Back about May 10, I presented a difficulty I was having trying to
add in more (distinct) records from one
MySQL table into another that permanently holds the most important
data that I have. Despite help from
a couple of you in the forum and numerous efforts by me since,
success on my efforts have been denied
<big sigh!>.
First, some review and introduction:
This is for a knowledge base on all woods around the world. The more
woods can be reported,
the more successful is the project. I have named the project 'TAXA"
(..short for taxonomy). Many of the
other features I have wanted to add have been coming on quite well
but this task is still evading any success.
If you care to directly view what this is about, take a look at
http://www.prowebcanada.com/taxa/.
In fact, you can escape the frames menu and go right to where species
only are displayed:
http://www.prowebcanada.com/taxa/alphaspecies.php.
There are 4 major entry points to all the data but you have to be
concerned with the 'species' level.
The data there is stored in a table named 'species' (ie. -
species.sql). All tables in the project are in database 'taxa'. The
more (botanical) names of woods that I can find and add in, the more
successful is the whole project. So far I am reporting just over
6,200 different woods (as I say, all in species.sql).
The Thorny Problem
Presently I use all kinds of sources to find new woods. The largest
list of woods I have is in a sql file
called 'tervuren', with 11,337 wood names. That is WAAYY larger than
what is in species.sql so there
is a huge interest in copying over these records to species.sql It
would be a huge boost that even with
duplicates avoided, that would almost double the number of woods I
could report!
That is easy said but I have almost being tearing my hair out (...

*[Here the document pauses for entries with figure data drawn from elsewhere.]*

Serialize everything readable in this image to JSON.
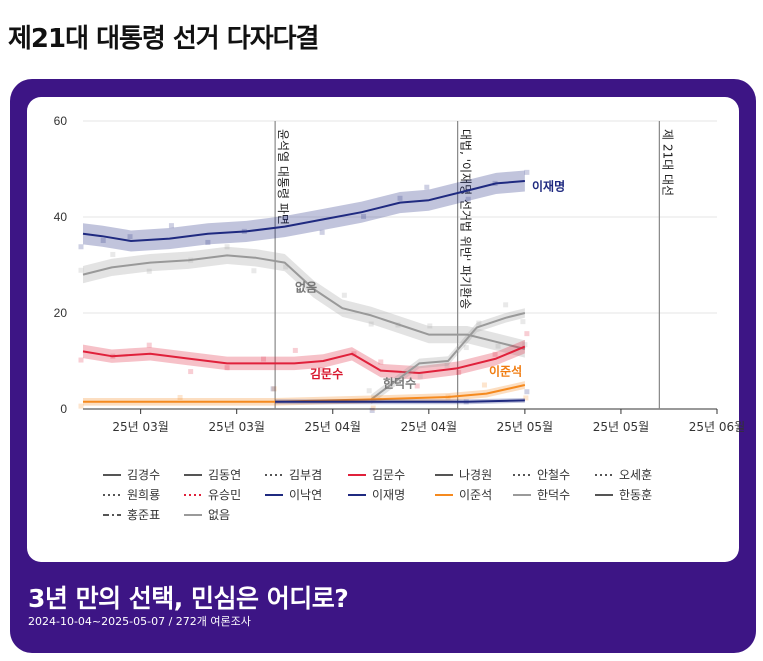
{
  "page_title": "제21대 대통령 선거 다자다결",
  "card": {
    "headline": "3년 만의 선택, 민심은 어디로?",
    "subtitle": "2024-10-04~2025-05-07 / 272개 여론조사"
  },
  "chart_data": {
    "type": "line",
    "title": "제21대 대통령 선거 다자다결",
    "ylim": [
      0,
      60
    ],
    "yticks": [
      0,
      20,
      40,
      60
    ],
    "x_tick_labels": [
      "25년 03월",
      "25년 03월",
      "25년 04월",
      "25년 04월",
      "25년 05월",
      "25년 05월",
      "25년 06월"
    ],
    "events": [
      {
        "label": "윤석열 대통령 파면",
        "x": 0.4
      },
      {
        "label": "대법, '이재명 선거법 위반' 파기환송",
        "x": 0.78
      },
      {
        "label": "제 21대 대선",
        "x": 1.2
      }
    ],
    "series": [
      {
        "name": "이재명",
        "color": "#1f2a80",
        "label": "이재명",
        "label_color": "#1f2a80",
        "x": [
          0,
          0.04,
          0.1,
          0.18,
          0.26,
          0.34,
          0.42,
          0.5,
          0.58,
          0.66,
          0.72,
          0.8,
          0.86,
          0.92
        ],
        "values": [
          36.5,
          36,
          35,
          35.5,
          36.5,
          37,
          38,
          39.5,
          41,
          43,
          43.5,
          45.5,
          47,
          47.5
        ]
      },
      {
        "name": "없음",
        "color": "#999999",
        "label": "없음",
        "label_color": "#777777",
        "x": [
          0,
          0.06,
          0.14,
          0.22,
          0.3,
          0.36,
          0.42,
          0.48,
          0.54,
          0.6,
          0.66,
          0.72,
          0.8,
          0.86,
          0.92
        ],
        "values": [
          28,
          29.5,
          30.5,
          31,
          32,
          31.5,
          30.5,
          25,
          21,
          19.5,
          17.5,
          15.5,
          15.5,
          14,
          12.5
        ]
      },
      {
        "name": "김문수",
        "color": "#e0213b",
        "label": "김문수",
        "label_color": "#d8182e",
        "x": [
          0,
          0.06,
          0.14,
          0.22,
          0.3,
          0.38,
          0.44,
          0.5,
          0.56,
          0.62,
          0.7,
          0.78,
          0.86,
          0.92
        ],
        "values": [
          12,
          11,
          11.5,
          10.5,
          9.5,
          9.5,
          9.5,
          10,
          11.5,
          8,
          7.5,
          8.5,
          10.5,
          13
        ]
      },
      {
        "name": "한덕수",
        "color": "#9a9a9a",
        "label": "한덕수",
        "label_color": "#777777",
        "x": [
          0.6,
          0.7,
          0.76,
          0.82,
          0.88,
          0.92
        ],
        "values": [
          2,
          9.5,
          10,
          17,
          19,
          20
        ]
      },
      {
        "name": "이준석",
        "color": "#f58a1f",
        "label": "이준석",
        "label_color": "#f07c10",
        "x": [
          0,
          0.2,
          0.4,
          0.6,
          0.76,
          0.84,
          0.92
        ],
        "values": [
          1.5,
          1.5,
          1.5,
          2,
          2.5,
          3.2,
          5
        ]
      },
      {
        "name": "이낙연",
        "color": "#1f2a80",
        "label": "",
        "label_color": "#1f2a80",
        "x": [
          0.4,
          0.6,
          0.8,
          0.92
        ],
        "values": [
          1.5,
          1.5,
          1.5,
          1.8
        ]
      }
    ],
    "legend": [
      {
        "name": "김경수",
        "style": "solid",
        "color": "#555555"
      },
      {
        "name": "김동연",
        "style": "solid",
        "color": "#555555"
      },
      {
        "name": "김부겸",
        "style": "dotted",
        "color": "#555555"
      },
      {
        "name": "김문수",
        "style": "solid",
        "color": "#e0213b"
      },
      {
        "name": "나경원",
        "style": "solid",
        "color": "#555555"
      },
      {
        "name": "안철수",
        "style": "dotted",
        "color": "#555555"
      },
      {
        "name": "오세훈",
        "style": "dotted",
        "color": "#555555"
      },
      {
        "name": "원희룡",
        "style": "dotted",
        "color": "#555555"
      },
      {
        "name": "유승민",
        "style": "dotted",
        "color": "#e0213b"
      },
      {
        "name": "이낙연",
        "style": "solid",
        "color": "#1f2a80"
      },
      {
        "name": "이재명",
        "style": "solid",
        "color": "#1f2a80"
      },
      {
        "name": "이준석",
        "style": "solid",
        "color": "#f58a1f"
      },
      {
        "name": "한덕수",
        "style": "solid",
        "color": "#9a9a9a"
      },
      {
        "name": "한동훈",
        "style": "solid",
        "color": "#555555"
      },
      {
        "name": "홍준표",
        "style": "dashdot",
        "color": "#555555"
      },
      {
        "name": "없음",
        "style": "solid",
        "color": "#9a9a9a"
      }
    ]
  }
}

and I am almost bald anyway ;-) )
trying to accomplish this. To prepare for this:
- I protected the integrity of my original files
(species.sql and tervuren.sql) by copying them
as working files species_master.sql and
tervuren_target.sql. It is with these that I will
(somehow) copy all wood species names that are NOT in the
species_master table that
are, however, in the tervuren_target file. (Later after
species_master is expanded, I can
rename it back again to 'species').
- The key column for comparison in both files is called
'species_name' in both files.
- I have already treated the tervuren_target table so that
there are no duplicate records
within itself with respect to column species_name.

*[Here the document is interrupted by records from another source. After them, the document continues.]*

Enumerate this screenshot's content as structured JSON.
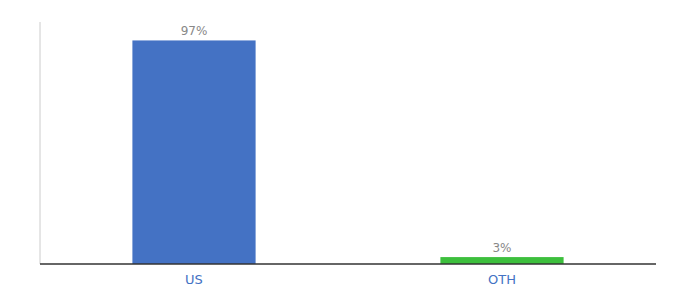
{
  "chart_data": {
    "type": "bar",
    "categories": [
      "US",
      "OTH"
    ],
    "values": [
      97,
      3
    ],
    "value_labels": [
      "97%",
      "3%"
    ],
    "colors": [
      "#4472C4",
      "#3DBF3D"
    ],
    "ylim": [
      0,
      105
    ],
    "data_labels": true,
    "tick_labels": "x",
    "grid": false
  }
}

- There are a couple columns I do not have to carry over to
the species_master table from
the tervuren_target table. For the columns that do have
to, I made sure
they are named exactly the same in both files and that
the collation is the same in both.
- The field names common to both the source for my data (ie.
tervuren_target) and for
the destination for the new data (species_master) are:
genus_name, species_name, authorities_species, source
- The species_master table has about 18 total fields but
except for the ones above, none of the
other fields I have not listed will receive any new data
whatsoever. They are (so to speak) just
along for the ... ride. All new data will go into the 4
fields listed above exclusively.
- In any attempt to avoid new duplicates forming as data
comes over into species_master,
at NO TIME WHATSOEVER can we allow any records in
species_master to be deleted!
The reason is because meaningful data in the other fields
in species_master would be
lost and data integrity would be violated.
Just adding ALL records from tervuren_ target was easy but it sure
did not give me the result i need. Both
the tervuren_target table and the species_master table have wood
names in them that are common to each.
As copying records over is happening, great care has to be taken to
avoid NEW duplicates forming via
the combining of records from both tables. In fact, just merging all
files from tervuren_target over into
species_master created over 3,000 NEW DUPLICATES! The result was an
unusable mess!
===> .... and that is where all the problem is that has stopped me
from being successful!
I am hoping that an SQL statement would do all the work fine .... but
if that will not work, I am also open to
adding any PHP lines for more versatility if needed.
I have made a few column name changes since approaching the group
back around May 10 but other than that,
I tried out a script tonight suggested to me back then:
SELECT DISTINCT tervuren_target.genus_name,
tervuren_target.species_name, tervuren_target.authorities_species,
tervuren_target.source
FROM tervuren_target
LEFT JOIN species_master
ON tervuren_target.species_name = species_master.species_name
LIMIT 0,12000
I had to add in the LIMIT statement or for some reason the server
would time out every time. The script ran ok
but when I looked at the number of records it created (11,377) that
was EXACTLY how many records
there are in the original Tervuren file! In other words, there was no
success in avoiding new duplicates at all
and the data did NOT actually merge into species_master <big sigh!>.
I also predicted that the DISTINCT
statement would only work on the tervuren_target table (which was
already cleaned of duplicates within itself)
and I believe I was right. it seems to be extraneous and not the
needed answer.
.... I had never thought it should be that hard just to add in new
data to a table of central important without
introducing new duplicate records --- but it is.
Therefore I come in humble request to all of you, hoping someone can
figure out what actually will work.
The solution is harder than may first seem. My email address if you
need it is billmudry at rogers.com
With thanks in advance,
Fingers crossed, toes crossed, eyeballs crossed .......
Bill Mudry
Mississauga, Ontario Canada.